When Covid hit, Sara was stuck in Argentina. She confessed she didn’t want to return to work in the U.S. and headed back to Columbia.
“This is the only life,” she said, “so why waste it? Our purpose in life is to figure out what we’re here for. What you want to learn. And then when you figure it out, I think you die!”
This message serves as the backbone of Sara’s writing — pursuing an answer to the question: what are we truly here for?

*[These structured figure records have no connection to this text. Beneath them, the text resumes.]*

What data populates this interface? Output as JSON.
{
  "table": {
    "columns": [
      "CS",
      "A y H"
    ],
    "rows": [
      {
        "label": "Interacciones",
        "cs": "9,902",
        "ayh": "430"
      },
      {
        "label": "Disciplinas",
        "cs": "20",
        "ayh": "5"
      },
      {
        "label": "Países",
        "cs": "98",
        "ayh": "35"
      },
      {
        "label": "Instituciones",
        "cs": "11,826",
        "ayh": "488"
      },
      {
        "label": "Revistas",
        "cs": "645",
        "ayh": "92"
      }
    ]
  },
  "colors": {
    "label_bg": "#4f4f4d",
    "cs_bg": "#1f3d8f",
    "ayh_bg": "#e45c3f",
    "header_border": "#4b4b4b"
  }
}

What’s the Worst That Could Happen?
“It’s almost like there’s this bridge,” she said, “and you’re afraid to get over it. It’s like, why are you afraid? So that’s kind of what my writing is about. Are you looking down at the water? What’s the worst that can happen? If you die you die, but if you don’t die, you might end up somewhere like this. I don’t know how that happened — I just kept going forward. I just kept being curious about what could happen.”
Sara is somebody who has traveled extensively over the last few years, so I felt impelled to ask what common thread she found throughout her experiences.
“Humans really want to be good,” she said.
“I’m a firm believer in humanity. That the good in humanity will prevail. Once you get rid of all the stuff and actually touch someone’s soul, people want to be good. If you go to see the good in someone, you will see the good in someone.”